The state, in this case, is being quite a good steward* in managing its grassy verges by blasting the knotweed with herbicide. The letter writer, while good-intentioned, unfortunately has no idea of the destructive effect of invasive plants in general or this particular plant, it seems.

And while the true discourse on the destruction that invasive plants are wreaking on our ecosystems is well beyond this post (or any series of posts) suffice it to say that invasives choke out native vegetation that our wildlife need to survive.

And while we certainly do not want wildlife close to the highway, unfortunately, the invasives don’t stay put. I think everyone has seen examples of them running throughout the forests, creating monocultures of inedible or barely edible plant life for our wildlife. Habitat destruction is bad enough as it is–we don’t need the competition from invasive plants (which we already have in droves!)

So while I surely applaud this letter writer’s sentiment–who doesn’t enjoy a lovely view while driving? I say let’s keep killing the invasive plants–and if we must, let’s use herbicide to do it!

*Most of the town land trusts in our state try to manage invasives with “pulling parties” and not with herbicides. I suspect the state has decided that a better use of its limited manpower is to use herbicides–and I’m not sure I disagree, particularly when these are along interstate highways, where pulling parties would require that the shoulder be shut down to assure the safety of the workers.

Also, some of these areas of knotweed are literally miles in length. Pulling would be fairly impractical–and drivers would lose their minds sitting in traffic jams watching state employees pull “weeds.”

Loosestrife is Still on The Loose

purple loosestrife

[photo from Wikimedia commons]

In the last week, I’ve spent far too much time in the car and not nearly enough time in the garden.

I’ve driven from central Connecticut to the New Jersey shore (sadly not for vacation) and back again, spending an hour or more of that trip each way in the Hudson Valley on New York on I-684.

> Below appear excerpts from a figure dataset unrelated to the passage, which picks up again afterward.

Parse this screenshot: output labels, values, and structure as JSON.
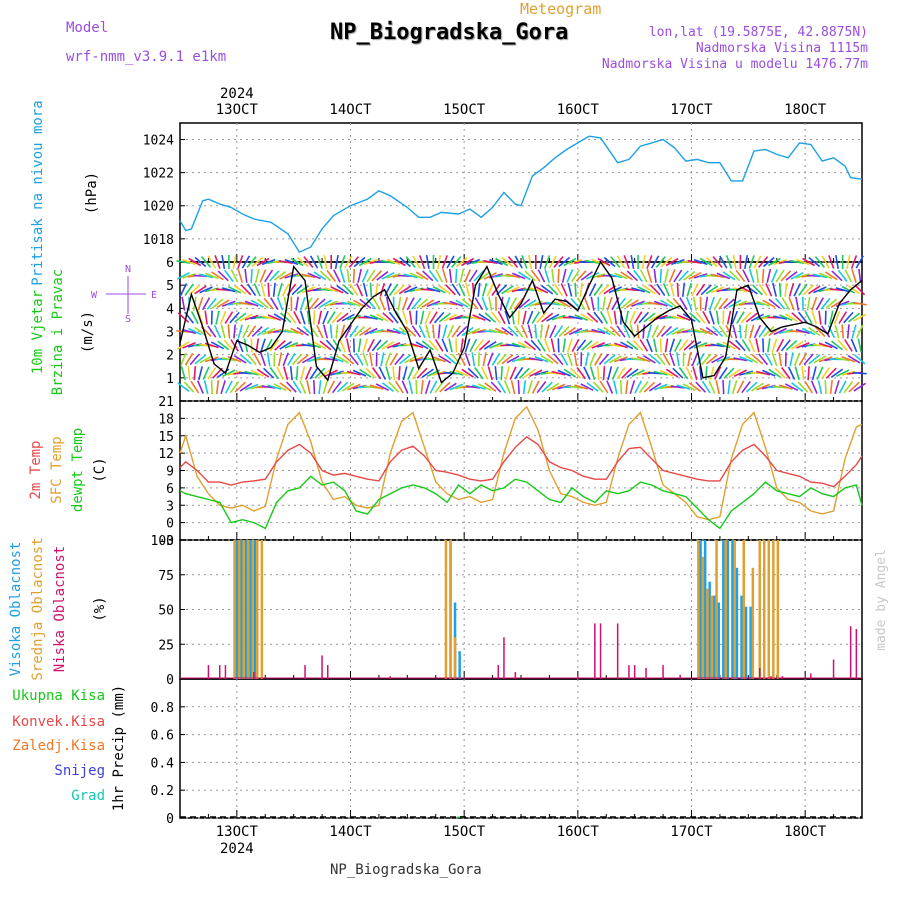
{
  "header": {
    "subtitle": "Meteogram",
    "title": "NP_Biogradska_Gora",
    "model_label": "Model",
    "model_name": "wrf-nmm_v3.9.1 e1km",
    "coords": "lon,lat (19.5875E, 42.8875N)",
    "elevation": "Nadmorska Visina 1115m",
    "model_elevation": "Nadmorska Visina u modelu 1476.77m",
    "credit": "made by Angel",
    "footer": "NP_Biogradska_Gora"
  },
  "colors": {
    "pressure": "#1ea0e6",
    "temp2m": "#e84848",
    "sfc": "#e0a030",
    "dew": "#18c818",
    "cloud_high": "#1ea0e6",
    "cloud_mid": "#e0a030",
    "cloud_low": "#d0106e",
    "title_grey": "#888888"
  },
  "time_axis": {
    "year_top": "2024",
    "year_bottom": "2024",
    "start_day": 12.5,
    "end_day": 18.5,
    "ticks": [
      {
        "day": 13,
        "label": "13OCT"
      },
      {
        "day": 14,
        "label": "14OCT"
      },
      {
        "day": 15,
        "label": "15OCT"
      },
      {
        "day": 16,
        "label": "16OCT"
      },
      {
        "day": 17,
        "label": "17OCT"
      },
      {
        "day": 18,
        "label": "18OCT"
      }
    ]
  },
  "chart_data": [
    {
      "type": "line",
      "panel": "pressure",
      "labels": [
        "Pritisak na nivou mora",
        "(hPa)"
      ],
      "ylim": [
        1016.6,
        1025.0
      ],
      "yticks": [
        1018,
        1020,
        1022,
        1024
      ],
      "series": [
        {
          "name": "Pritisak na nivou mora",
          "x": [
            12.5,
            12.55,
            12.6,
            12.7,
            12.75,
            12.85,
            12.95,
            13.05,
            13.15,
            13.3,
            13.45,
            13.55,
            13.65,
            13.75,
            13.85,
            14.0,
            14.15,
            14.25,
            14.35,
            14.5,
            14.6,
            14.7,
            14.8,
            14.95,
            15.05,
            15.15,
            15.25,
            15.35,
            15.45,
            15.5,
            15.6,
            15.7,
            15.8,
            15.9,
            16.0,
            16.1,
            16.2,
            16.25,
            16.35,
            16.45,
            16.55,
            16.65,
            16.75,
            16.85,
            16.95,
            17.05,
            17.15,
            17.25,
            17.35,
            17.45,
            17.55,
            17.65,
            17.75,
            17.85,
            17.95,
            18.05,
            18.15,
            18.25,
            18.35,
            18.4,
            18.5
          ],
          "y": [
            1019.1,
            1018.5,
            1018.6,
            1020.3,
            1020.4,
            1020.1,
            1019.9,
            1019.5,
            1019.2,
            1019.0,
            1018.3,
            1017.2,
            1017.5,
            1018.6,
            1019.4,
            1020.0,
            1020.4,
            1020.9,
            1020.6,
            1019.9,
            1019.3,
            1019.3,
            1019.6,
            1019.5,
            1019.8,
            1019.3,
            1019.9,
            1020.8,
            1020.1,
            1020.0,
            1021.8,
            1022.3,
            1022.9,
            1023.4,
            1023.8,
            1024.2,
            1024.1,
            1023.6,
            1022.6,
            1022.8,
            1023.6,
            1023.8,
            1024.0,
            1023.5,
            1022.7,
            1022.8,
            1022.6,
            1022.6,
            1021.5,
            1021.5,
            1023.3,
            1023.4,
            1023.1,
            1022.9,
            1023.8,
            1023.7,
            1022.7,
            1022.9,
            1022.4,
            1021.7,
            1021.6
          ]
        }
      ]
    },
    {
      "type": "wind",
      "panel": "wind",
      "labels": [
        "10m Vjetar",
        "Brzina i Pravac",
        "(m/s)"
      ],
      "compass": [
        "N",
        "W",
        "E",
        "S"
      ],
      "ylim": [
        0,
        6
      ],
      "yticks": [
        1,
        2,
        3,
        4,
        5,
        6
      ],
      "series": [
        {
          "name": "Brzina",
          "x": [
            12.5,
            12.6,
            12.7,
            12.8,
            12.9,
            13.0,
            13.1,
            13.2,
            13.3,
            13.4,
            13.5,
            13.6,
            13.7,
            13.8,
            13.9,
            14.0,
            14.1,
            14.2,
            14.3,
            14.4,
            14.5,
            14.6,
            14.7,
            14.8,
            14.9,
            15.0,
            15.1,
            15.2,
            15.3,
            15.4,
            15.5,
            15.6,
            15.7,
            15.8,
            15.9,
            16.0,
            16.1,
            16.2,
            16.3,
            16.4,
            16.5,
            16.6,
            16.7,
            16.8,
            16.9,
            17.0,
            17.1,
            17.2,
            17.3,
            17.4,
            17.5,
            17.6,
            17.7,
            17.8,
            17.9,
            18.0,
            18.1,
            18.2,
            18.3,
            18.4,
            18.5
          ],
          "y": [
            2.5,
            4.6,
            3.2,
            1.6,
            1.2,
            2.6,
            2.4,
            2.1,
            2.3,
            3.0,
            5.8,
            5.2,
            1.5,
            0.9,
            2.6,
            3.3,
            4.0,
            4.5,
            4.8,
            3.8,
            3.0,
            1.4,
            2.2,
            0.8,
            1.2,
            2.3,
            5.0,
            5.8,
            4.6,
            3.6,
            4.2,
            5.2,
            3.8,
            4.4,
            4.3,
            3.9,
            5.0,
            6.0,
            5.3,
            3.4,
            2.8,
            3.2,
            3.6,
            3.9,
            4.1,
            3.5,
            1.0,
            1.1,
            1.9,
            4.8,
            5.0,
            3.6,
            3.0,
            3.2,
            3.3,
            3.4,
            3.2,
            2.9,
            4.2,
            4.8,
            5.2
          ]
        }
      ]
    },
    {
      "type": "line",
      "panel": "temperature",
      "labels": [
        "2m Temp",
        "SFC Temp",
        "dewpt Temp",
        "(C)"
      ],
      "ylim": [
        -3,
        21
      ],
      "yticks": [
        -3,
        0,
        3,
        6,
        9,
        12,
        15,
        18,
        21
      ],
      "series": [
        {
          "name": "2m Temp",
          "x": [
            12.5,
            12.55,
            12.65,
            12.75,
            12.85,
            12.95,
            13.05,
            13.15,
            13.25,
            13.35,
            13.45,
            13.55,
            13.65,
            13.75,
            13.85,
            13.95,
            14.05,
            14.15,
            14.25,
            14.35,
            14.45,
            14.55,
            14.65,
            14.75,
            14.85,
            14.95,
            15.05,
            15.15,
            15.25,
            15.35,
            15.45,
            15.55,
            15.65,
            15.75,
            15.85,
            15.95,
            16.05,
            16.15,
            16.25,
            16.35,
            16.45,
            16.55,
            16.65,
            16.75,
            16.85,
            16.95,
            17.05,
            17.15,
            17.25,
            17.35,
            17.45,
            17.55,
            17.65,
            17.75,
            17.85,
            17.95,
            18.05,
            18.15,
            18.25,
            18.35,
            18.45,
            18.5
          ],
          "y": [
            9.5,
            10.5,
            9.0,
            7.0,
            7.0,
            6.5,
            7.0,
            7.2,
            7.5,
            10.5,
            12.5,
            13.5,
            12.0,
            9.0,
            8.2,
            8.5,
            8.0,
            7.5,
            7.2,
            10.5,
            12.5,
            13.2,
            11.5,
            9.0,
            8.7,
            8.2,
            7.5,
            7.2,
            7.5,
            10.5,
            13.0,
            14.8,
            13.5,
            10.5,
            9.5,
            9.0,
            8.0,
            7.5,
            7.5,
            10.5,
            12.8,
            13.0,
            11.0,
            9.0,
            8.5,
            8.0,
            7.5,
            7.2,
            7.2,
            10.5,
            12.5,
            13.5,
            11.5,
            9.0,
            8.5,
            8.0,
            7.0,
            6.8,
            6.2,
            8.0,
            10.0,
            11.5
          ]
        },
        {
          "name": "SFC Temp",
          "x": [
            12.5,
            12.55,
            12.65,
            12.75,
            12.85,
            12.95,
            13.05,
            13.15,
            13.25,
            13.35,
            13.45,
            13.55,
            13.65,
            13.75,
            13.85,
            13.95,
            14.05,
            14.15,
            14.25,
            14.35,
            14.45,
            14.55,
            14.65,
            14.75,
            14.85,
            14.95,
            15.05,
            15.15,
            15.25,
            15.35,
            15.45,
            15.55,
            15.65,
            15.75,
            15.85,
            15.95,
            16.05,
            16.15,
            16.25,
            16.35,
            16.45,
            16.55,
            16.65,
            16.75,
            16.85,
            16.95,
            17.05,
            17.15,
            17.25,
            17.35,
            17.45,
            17.55,
            17.65,
            17.75,
            17.85,
            17.95,
            18.05,
            18.15,
            18.25,
            18.35,
            18.45,
            18.5
          ],
          "y": [
            12.0,
            15.0,
            8.0,
            5.0,
            3.0,
            2.5,
            3.0,
            2.0,
            2.8,
            11.0,
            17.0,
            19.0,
            14.0,
            7.0,
            4.0,
            4.5,
            3.0,
            2.5,
            3.0,
            12.0,
            17.5,
            19.0,
            13.0,
            7.0,
            5.0,
            4.0,
            4.5,
            3.5,
            4.0,
            12.0,
            18.0,
            20.0,
            16.0,
            9.0,
            5.0,
            4.5,
            3.5,
            3.0,
            3.5,
            11.0,
            17.0,
            19.0,
            13.0,
            6.5,
            5.0,
            3.5,
            1.0,
            0.5,
            1.0,
            11.0,
            17.0,
            19.0,
            13.0,
            6.0,
            4.0,
            3.5,
            2.0,
            1.5,
            2.0,
            11.0,
            16.5,
            17.0
          ]
        },
        {
          "name": "dewpt Temp",
          "x": [
            12.5,
            12.55,
            12.65,
            12.75,
            12.85,
            12.95,
            13.05,
            13.15,
            13.25,
            13.35,
            13.45,
            13.55,
            13.65,
            13.75,
            13.85,
            13.95,
            14.05,
            14.15,
            14.25,
            14.35,
            14.45,
            14.55,
            14.65,
            14.75,
            14.85,
            14.95,
            15.05,
            15.15,
            15.25,
            15.35,
            15.45,
            15.55,
            15.65,
            15.75,
            15.85,
            15.95,
            16.05,
            16.15,
            16.25,
            16.35,
            16.45,
            16.55,
            16.65,
            16.75,
            16.85,
            16.95,
            17.05,
            17.15,
            17.25,
            17.35,
            17.45,
            17.55,
            17.65,
            17.75,
            17.85,
            17.95,
            18.05,
            18.15,
            18.25,
            18.35,
            18.45,
            18.5
          ],
          "y": [
            5.5,
            5.0,
            4.5,
            4.0,
            3.5,
            0.0,
            0.5,
            0.0,
            -1.0,
            3.5,
            5.5,
            6.0,
            8.0,
            6.5,
            7.0,
            5.5,
            2.0,
            1.5,
            4.0,
            5.0,
            6.0,
            6.5,
            6.0,
            5.0,
            3.5,
            6.5,
            5.0,
            6.5,
            5.5,
            6.0,
            7.5,
            7.0,
            5.5,
            4.0,
            3.5,
            6.0,
            4.5,
            3.5,
            5.5,
            5.0,
            5.5,
            7.0,
            6.5,
            5.5,
            5.0,
            4.5,
            2.5,
            0.5,
            -1.0,
            2.0,
            3.5,
            5.0,
            7.0,
            5.5,
            5.0,
            4.5,
            6.0,
            5.0,
            4.5,
            6.0,
            6.5,
            3.0
          ]
        }
      ]
    },
    {
      "type": "bar",
      "panel": "clouds",
      "labels": [
        "Visoka Oblacnost",
        "Srednja Oblacnost",
        "Niska Oblacnost",
        "(%)"
      ],
      "ylim": [
        0,
        100
      ],
      "yticks": [
        0,
        25,
        50,
        75,
        100
      ],
      "series": [
        {
          "name": "Visoka Oblacnost",
          "x": [
            13.0,
            13.04,
            13.08,
            13.12,
            13.16,
            14.88,
            14.92,
            14.96,
            17.08,
            17.12,
            17.16,
            17.2,
            17.24,
            17.28,
            17.32,
            17.36,
            17.4,
            17.44,
            17.48,
            17.52
          ],
          "values": [
            100,
            100,
            100,
            100,
            100,
            100,
            55,
            20,
            100,
            100,
            70,
            60,
            55,
            100,
            100,
            100,
            80,
            60,
            52,
            52
          ]
        },
        {
          "name": "Srednja Oblacnost",
          "x": [
            12.98,
            13.02,
            13.06,
            13.1,
            13.14,
            13.18,
            13.22,
            14.84,
            14.88,
            14.92,
            17.06,
            17.1,
            17.14,
            17.18,
            17.22,
            17.3,
            17.38,
            17.46,
            17.54,
            17.6,
            17.64,
            17.68,
            17.72,
            17.76
          ],
          "values": [
            100,
            100,
            100,
            100,
            100,
            100,
            100,
            100,
            100,
            30,
            100,
            88,
            65,
            60,
            100,
            100,
            100,
            100,
            80,
            100,
            100,
            100,
            100,
            100
          ]
        },
        {
          "name": "Niska Oblacnost",
          "x": [
            12.75,
            12.85,
            12.9,
            13.15,
            13.6,
            13.75,
            13.8,
            14.35,
            15.3,
            15.35,
            15.45,
            16.0,
            16.15,
            16.2,
            16.35,
            16.45,
            16.5,
            16.6,
            16.75,
            16.9,
            17.6,
            17.7,
            17.8,
            18.05,
            18.25,
            18.4,
            18.45
          ],
          "values": [
            10,
            10,
            10,
            5,
            10,
            17,
            10,
            2,
            10,
            30,
            5,
            3,
            40,
            40,
            40,
            10,
            10,
            8,
            10,
            3,
            8,
            2,
            2,
            4,
            14,
            38,
            36
          ]
        }
      ]
    },
    {
      "type": "bar",
      "panel": "precipitation",
      "labels": [
        "Ukupna Kisa",
        "Konvek.Kisa",
        "Zaledj.Kisa",
        "Snijeg",
        "Grad",
        "1hr Precip (mm)"
      ],
      "ylim": [
        0,
        1.0
      ],
      "yticks": [
        0,
        0.2,
        0.4,
        0.6,
        0.8
      ],
      "series": [
        {
          "name": "Ukupna Kisa",
          "x": [
            14.95,
            14.98
          ],
          "values": [
            0.01,
            0.015
          ]
        }
      ]
    }
  ]
}
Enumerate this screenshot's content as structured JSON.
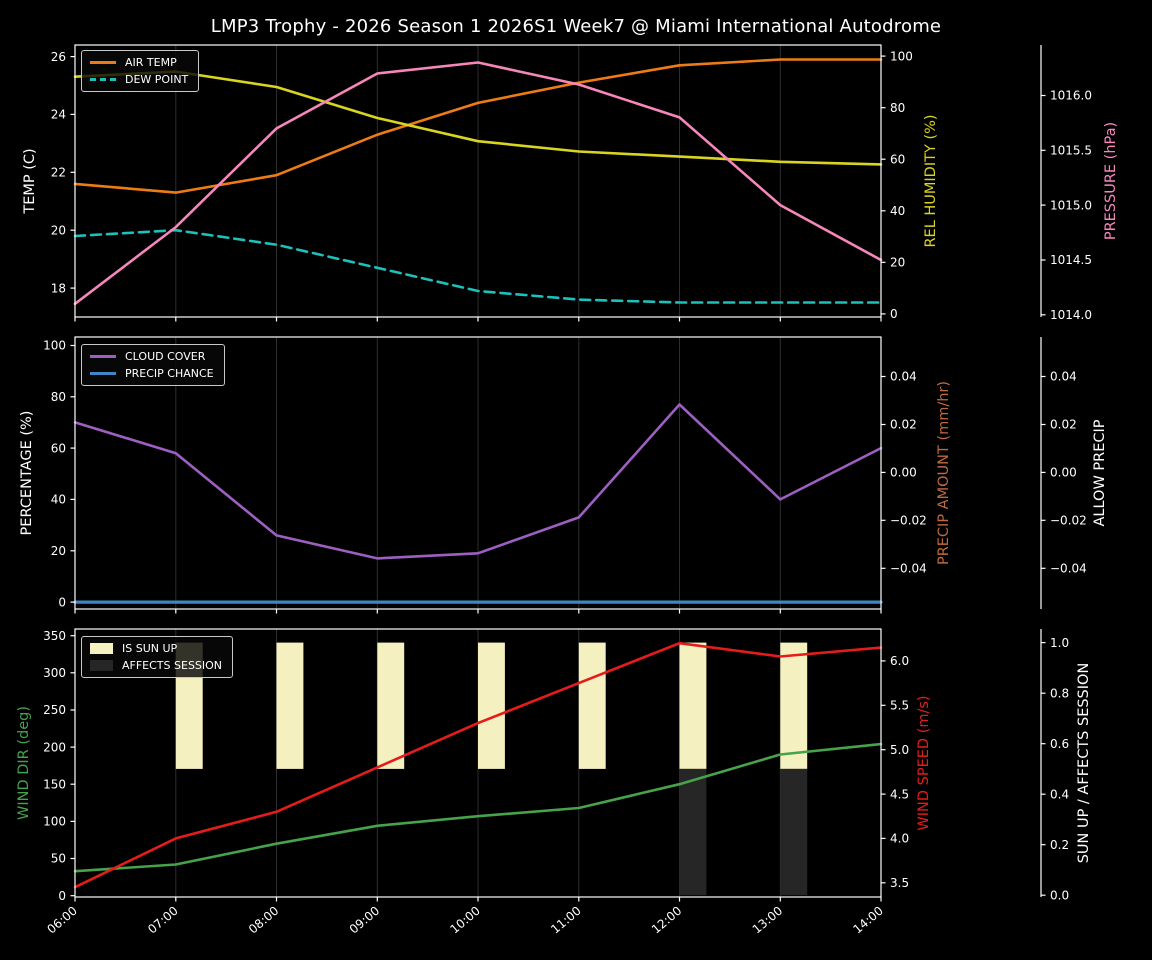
{
  "title": "LMP3 Trophy - 2026 Season 1 2026S1 Week7 @ Miami International Autodrome",
  "colors": {
    "background": "#000000",
    "foreground": "#ffffff",
    "grid": "#2e2e2e",
    "legend_background": "#080808",
    "legend_border": "#c9c9c9"
  },
  "chart_data": {
    "type": "line",
    "x_labels": [
      "06:00",
      "07:00",
      "08:00",
      "09:00",
      "10:00",
      "11:00",
      "12:00",
      "13:00",
      "14:00"
    ],
    "panels": [
      {
        "name": "temperature-humidity-pressure",
        "legend": [
          {
            "label": "AIR TEMP",
            "swatch": "line",
            "color": "#ee7c15"
          },
          {
            "label": "DEW POINT",
            "swatch": "dashed-line",
            "color": "#1fbfba"
          }
        ],
        "axes": {
          "left": {
            "label": "TEMP (C)",
            "color": "#ffffff",
            "range": [
              17.0,
              26.4
            ],
            "tick_values": [
              18,
              20,
              22,
              24,
              26
            ],
            "tick_labels": [
              "18",
              "20",
              "22",
              "24",
              "26"
            ]
          },
          "right_inner": {
            "label": "REL HUMIDITY (%)",
            "color": "#d9d420",
            "range": [
              -1.2,
              104.3
            ],
            "tick_values": [
              0,
              20,
              40,
              60,
              80,
              100
            ],
            "tick_labels": [
              "0",
              "20",
              "40",
              "60",
              "80",
              "100"
            ]
          },
          "right_outer": {
            "label": "PRESSURE (hPa)",
            "color": "#f787bb",
            "range": [
              1013.98,
              1016.46
            ],
            "tick_values": [
              1014.0,
              1014.5,
              1015.0,
              1015.5,
              1016.0
            ],
            "tick_labels": [
              "1014.0",
              "1014.5",
              "1015.0",
              "1015.5",
              "1016.0"
            ]
          }
        },
        "series": [
          {
            "name": "AIR TEMP",
            "axis": "left",
            "color": "#ee7c15",
            "dash": false,
            "values": [
              21.6,
              21.3,
              21.9,
              23.3,
              24.4,
              25.1,
              25.7,
              25.9,
              25.9
            ]
          },
          {
            "name": "DEW POINT",
            "axis": "left",
            "color": "#1fbfba",
            "dash": true,
            "values": [
              19.8,
              20.0,
              19.5,
              18.7,
              17.9,
              17.6,
              17.5,
              17.5,
              17.5
            ]
          },
          {
            "name": "REL HUMIDITY",
            "axis": "right_inner",
            "color": "#d9d420",
            "dash": false,
            "values": [
              92,
              94,
              88,
              76,
              67,
              63,
              61,
              59,
              58
            ]
          },
          {
            "name": "PRESSURE",
            "axis": "right_outer",
            "color": "#f787bb",
            "dash": false,
            "values": [
              1014.1,
              1014.8,
              1015.7,
              1016.2,
              1016.3,
              1016.1,
              1015.8,
              1015.0,
              1014.5
            ]
          }
        ]
      },
      {
        "name": "cloud-precip",
        "legend": [
          {
            "label": "CLOUD COVER",
            "swatch": "line",
            "color": "#9d60c2"
          },
          {
            "label": "PRECIP CHANCE",
            "swatch": "line",
            "color": "#4086c6"
          }
        ],
        "axes": {
          "left": {
            "label": "PERCENTAGE (%)",
            "color": "#ffffff",
            "range": [
              -2.7,
              103.3
            ],
            "tick_values": [
              0,
              20,
              40,
              60,
              80,
              100
            ],
            "tick_labels": [
              "0",
              "20",
              "40",
              "60",
              "80",
              "100"
            ]
          },
          "right_inner": {
            "label": "PRECIP AMOUNT (mm/hr)",
            "color": "#bf6a3e",
            "range": [
              -0.057,
              0.0565
            ],
            "tick_values": [
              -0.04,
              -0.02,
              0,
              0.02,
              0.04
            ],
            "tick_labels": [
              "−0.04",
              "−0.02",
              "0.00",
              "0.02",
              "0.04"
            ]
          },
          "right_outer": {
            "label": "ALLOW PRECIP",
            "color": "#ffffff",
            "range": [
              -0.057,
              0.0565
            ],
            "tick_values": [
              -0.04,
              -0.02,
              0,
              0.02,
              0.04
            ],
            "tick_labels": [
              "−0.04",
              "−0.02",
              "0.00",
              "0.02",
              "0.04"
            ]
          }
        },
        "series": [
          {
            "name": "CLOUD COVER",
            "axis": "left",
            "color": "#9d60c2",
            "dash": false,
            "values": [
              70,
              58,
              26,
              17,
              19,
              33,
              77,
              40,
              60
            ]
          },
          {
            "name": "PRECIP CHANCE",
            "axis": "left",
            "color": "#4086c6",
            "dash": false,
            "width": 3.2,
            "values": [
              0,
              0,
              0,
              0,
              0,
              0,
              0,
              0,
              0
            ]
          }
        ]
      },
      {
        "name": "wind-sun",
        "show_x_labels": true,
        "legend": [
          {
            "label": "IS SUN UP",
            "swatch": "patch",
            "color": "#f5f0c0"
          },
          {
            "label": "AFFECTS SESSION",
            "swatch": "patch",
            "color": "#262626"
          }
        ],
        "axes": {
          "left": {
            "label": "WIND DIR (deg)",
            "color": "#46a24b",
            "range": [
              -1.8,
              359
            ],
            "tick_values": [
              0,
              50,
              100,
              150,
              200,
              250,
              300,
              350
            ],
            "tick_labels": [
              "0",
              "50",
              "100",
              "150",
              "200",
              "250",
              "300",
              "350"
            ]
          },
          "right_inner": {
            "label": "WIND SPEED (m/s)",
            "color": "#e51c1c",
            "range": [
              3.34,
              6.36
            ],
            "tick_values": [
              3.5,
              4.0,
              4.5,
              5.0,
              5.5,
              6.0
            ],
            "tick_labels": [
              "3.5",
              "4.0",
              "4.5",
              "5.0",
              "5.5",
              "6.0"
            ]
          },
          "right_outer": {
            "label": "SUN UP / AFFECTS SESSION",
            "color": "#ffffff",
            "range": [
              -0.007,
              1.054
            ],
            "tick_values": [
              0,
              0.2,
              0.4,
              0.6,
              0.8,
              1.0
            ],
            "tick_labels": [
              "0.0",
              "0.2",
              "0.4",
              "0.6",
              "0.8",
              "1.0"
            ]
          }
        },
        "bars": [
          {
            "name": "IS SUN UP",
            "axis": "right_outer",
            "color": "#f5f0c0",
            "span": [
              0.5,
              1.0
            ],
            "at": [
              "07:00",
              "08:00",
              "09:00",
              "10:00",
              "11:00",
              "12:00",
              "13:00"
            ]
          },
          {
            "name": "AFFECTS SESSION",
            "axis": "right_outer",
            "color": "#262626",
            "span": [
              0.0,
              0.5
            ],
            "at": [
              "12:00",
              "13:00"
            ]
          }
        ],
        "series": [
          {
            "name": "WIND DIR",
            "axis": "left",
            "color": "#46a24b",
            "dash": false,
            "values": [
              33,
              42,
              70,
              94,
              107,
              118,
              150,
              190,
              204
            ]
          },
          {
            "name": "WIND SPEED",
            "axis": "right_inner",
            "color": "#e51c1c",
            "dash": false,
            "values": [
              3.45,
              4.0,
              4.3,
              4.8,
              5.3,
              5.75,
              6.2,
              6.05,
              6.15
            ]
          }
        ]
      }
    ]
  }
}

I’ve also driven the length of Connecticut and next week I’ll be heading to the very tip of Connecticut–to the Rhode Island border practically–to lecture.

Why am I carrying on about the car travels?

Because in all of this, what I’m seeing (besides the invasive vines, which in and of themselves are scary enough) are far too many blooming purple loosestrife (lythrum salicaria) plants.

Why am I surprised and why am I remarking on this?

Again, because all I have been hearing and reading about from the conservationists (including the group to which I belong) was about the fantastic control of this plant that had been achieved by a non-native beetle that had been imported–a beetle called galerucella that can be hand-reared by local folks (with suitable habitat, of course) and introduced.

In Connecticut alone a million and a half beetles have been introduced since 2004 and the beetle program has been in place since 1996. I was sort of hoping that 17 years would have produced better results than this.

But of course, with invasive plants, the “battle” is going to be long since they were well-established before we found controls.

And who knows what might have happened after this winter’s extreme snows (preceded by last autumn’s hurricane?)

So I’m hoping that this year’s bumper crop of loosestrife is just an anomaly and next year the good guys (the beetles) will begin to win the battle again.